Qualité de l’air intérieur : utilisation de matériaux non toxiques (sans COV, sans formaldéhyde) et de systèmes de ventilation performants. Cela réduit les risques d’asthme, d’allergies et le syndrome du bâtiment malsain. En Suisse, le label Minergie-ECO et le certificat GI-GUB pour les matériaux à faibles émissions offrent des repères directement mobilisables par les maîtres d’ouvrage.
Confort thermique et acoustique : une isolation renforcée protège des vagues de chaleur, du froid extrême et de la pollution sonore, ce qui diminue le stress et améliore le sommeil.
Lumière naturelle et design biophilique : l’accès maximal à la lumière du jour et l’intégration d’éléments naturels (plantes, bois) régulent le rythme circadien, boostent la productivité et réduisent l’anxiété.
2. La santé publique
À l’échelle d’une communauté ou d’une ville, les bâtiments durables agissent comme des boucliers sanitaires et des vecteurs de lien social.

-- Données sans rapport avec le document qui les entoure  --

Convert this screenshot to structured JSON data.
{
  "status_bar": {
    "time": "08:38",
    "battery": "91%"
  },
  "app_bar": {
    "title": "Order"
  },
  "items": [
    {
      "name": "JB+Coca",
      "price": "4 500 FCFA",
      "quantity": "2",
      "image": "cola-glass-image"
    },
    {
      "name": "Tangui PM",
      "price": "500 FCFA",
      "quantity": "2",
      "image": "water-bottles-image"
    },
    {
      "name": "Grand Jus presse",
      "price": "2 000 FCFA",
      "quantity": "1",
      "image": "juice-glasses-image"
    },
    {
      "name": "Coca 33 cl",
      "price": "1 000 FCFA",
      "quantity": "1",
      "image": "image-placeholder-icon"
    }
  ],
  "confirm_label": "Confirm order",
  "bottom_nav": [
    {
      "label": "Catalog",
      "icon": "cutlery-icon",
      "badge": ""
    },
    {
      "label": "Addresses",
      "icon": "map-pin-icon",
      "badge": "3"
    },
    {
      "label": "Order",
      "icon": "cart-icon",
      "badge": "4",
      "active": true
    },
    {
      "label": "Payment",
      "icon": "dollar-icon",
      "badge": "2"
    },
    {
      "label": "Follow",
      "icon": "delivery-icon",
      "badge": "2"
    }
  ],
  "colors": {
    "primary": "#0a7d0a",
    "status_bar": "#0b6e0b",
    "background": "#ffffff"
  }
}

Réduction des îlots de chaleur urbains : l’utilisation de toits végétalisés et de matériaux réfléchissants abaisse la température des villes lors des canicules, limitant ainsi la mortalité des personnes vulnérables. Le Plan climat vaudois et la stratégie de végétalisation de la Ville de Lausanne soutiennent déjà ce type d’interventions, des toitures végétalisées à la désimperméabilisation des sols.

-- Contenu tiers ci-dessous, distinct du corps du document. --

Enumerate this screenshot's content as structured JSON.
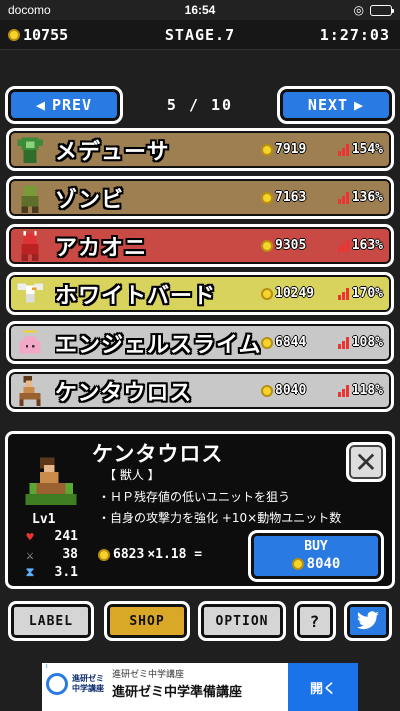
{
  "status": {
    "carrier": "docomo",
    "time": "16:54",
    "battery_level": 0.9
  },
  "hud": {
    "gold": "10755",
    "stage": "STAGE.7",
    "timer": "1:27:03"
  },
  "nav": {
    "prev_label": "PREV",
    "next_label": "NEXT",
    "page": "5 / 10"
  },
  "monsters": [
    {
      "name": "メデューサ",
      "cost": "7919",
      "rate": "154%",
      "color": "#9e7f52",
      "icon": "medusa-sprite"
    },
    {
      "name": "ゾンビ",
      "cost": "7163",
      "rate": "136%",
      "color": "#9e7f52",
      "icon": "zombie-sprite"
    },
    {
      "name": "アカオニ",
      "cost": "9305",
      "rate": "163%",
      "color": "#c94a45",
      "icon": "red-oni-sprite"
    },
    {
      "name": "ホワイトバード",
      "cost": "10249",
      "rate": "170%",
      "color": "#d8d35c",
      "icon": "white-bird-sprite"
    },
    {
      "name": "エンジェルスライム",
      "cost": "6844",
      "rate": "108%",
      "color": "#c8c8c8",
      "icon": "angel-slime-sprite"
    },
    {
      "name": "ケンタウロス",
      "cost": "8040",
      "rate": "118%",
      "color": "#c8c8c8",
      "icon": "centaur-sprite"
    }
  ],
  "detail": {
    "name": "ケンタウロス",
    "type": "【 獣人 】",
    "desc1": "・ＨＰ残存値の低いユニットを狙う",
    "desc2": "・自身の攻撃力を強化 +10×動物ユニット数",
    "level": "Lv1",
    "hp": "241",
    "attack": "38",
    "speed": "3.1",
    "base_cost": "6823",
    "multiplier": "×1.18 =",
    "buy_label": "BUY",
    "buy_price": "8040",
    "close_label": "✕"
  },
  "buttons": {
    "label": "LABEL",
    "shop": "SHOP",
    "option": "OPTION",
    "help": "?"
  },
  "ad": {
    "brand": "進研ゼミ 中学講座",
    "small": "進研ゼミ中学講座",
    "big": "進研ゼミ中学準備講座",
    "open": "開く",
    "info": "i"
  }
}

Diminution des maladies respiratoires et cardiovasculaires : en exigeant une haute efficacité énergétique, ces bâtiments réduisent la combustion d’énergies fossiles, ce qui purifie l’air des zones urbaines.
Promotion de la santé active : l’urbanisme durable encourage la création de pistes cyclables, d’espaces piétons et d’escaliers attractifs, luttant directement contre la sédentarité et l’obésité.
3. La santé planétaire
Ce concept repose sur l’idée que la santé humaine dépend entièrement de l’état des systèmes naturels de la Terre. Le secteur du bâtiment étant l’un des plus polluants, la construction durable et les efforts de sobriété, tels le recyclage, le réemploi ou encore la circularité, limitent son impact destructeur.

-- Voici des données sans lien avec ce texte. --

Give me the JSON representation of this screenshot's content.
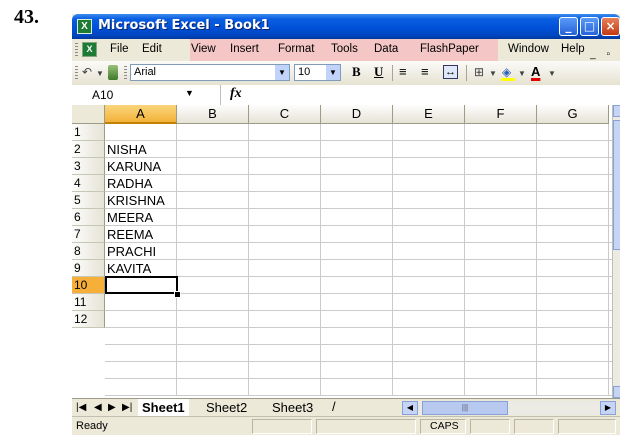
{
  "question_number": "43.",
  "window": {
    "title": "Microsoft Excel - Book1",
    "controls": {
      "minimize": "_",
      "maximize": "□",
      "close": "×"
    }
  },
  "menu": {
    "items": [
      {
        "label": "File",
        "name": "menu-file"
      },
      {
        "label": "Edit",
        "name": "menu-edit"
      },
      {
        "label": "View",
        "name": "menu-view"
      },
      {
        "label": "Insert",
        "name": "menu-insert"
      },
      {
        "label": "Format",
        "name": "menu-format"
      },
      {
        "label": "Tools",
        "name": "menu-tools"
      },
      {
        "label": "Data",
        "name": "menu-data"
      },
      {
        "label": "FlashPaper",
        "name": "menu-flashpaper"
      },
      {
        "label": "Window",
        "name": "menu-window"
      },
      {
        "label": "Help",
        "name": "menu-help"
      }
    ],
    "highlight_color": "#f4c6c6",
    "doc_controls": "_ ▫"
  },
  "toolbar": {
    "font": "Arial",
    "size": "10",
    "bold": "B",
    "underline": "U"
  },
  "formula_bar": {
    "name_box": "A10",
    "fx": "fx",
    "value": ""
  },
  "grid": {
    "columns": [
      "A",
      "B",
      "C",
      "D",
      "E",
      "F",
      "G"
    ],
    "active_column": "A",
    "rows": [
      "1",
      "2",
      "3",
      "4",
      "5",
      "6",
      "7",
      "8",
      "9",
      "10",
      "11",
      "12"
    ],
    "active_row": "10",
    "cells_A": [
      "",
      "NISHA",
      "KARUNA",
      "RADHA",
      "KRISHNA",
      "MEERA",
      "REEMA",
      "PRACHI",
      "KAVITA",
      "",
      "",
      ""
    ]
  },
  "sheets": {
    "tabs": [
      "Sheet1",
      "Sheet2",
      "Sheet3"
    ],
    "active": "Sheet1"
  },
  "status": {
    "text": "Ready",
    "caps": "CAPS"
  },
  "colors": {
    "title_bar": "#0050d8",
    "active_header": "#f6b03a",
    "window_bg": "#ece9d8"
  }
}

Atténuation du changement climatique : en visant la neutralité carbone (standards Minergie-P, Minergie-A, SNBS ou bâtiments à énergie positive), elle réduit les émissions de gaz à effet de serre qui dérèglent le climat. Cela est particulièrement pertinent pour les hôpitaux, EMS et autres établissements sanitaires : le système de santé suisse est responsable d’environ 6,7 % des émissions nationales de gaz à effet de serre, soit près d’une tonne de CO2 par habitant et par an, les hôpitaux et les médicaments en étant les principaux postes¹.
Préservation des ressources et de la biodiversité : l’utilisation de matériaux biosourcés (bois, chanvre, paille), gérés durablement, évite la déforestation et le pillage des ressources minières. Le label Bois Suisse de Lignum garantit la provenance et la gestion durable de la ressource.
Gestion de l’eau et des déchets : la récupération des eaux de pluie et le recyclage des matériaux de chantier évitent la pollution des sols et des nappes phréatiques, préservant ainsi la faune et la flore.
¹ Institut des sciences de l’environnement, Université de Genève, et plateforme Santé planétaire de la FMH. Une étude a chiffré pour la première fois l’empreinte du système de santé genevois à 436 831 tCO2e en 2022.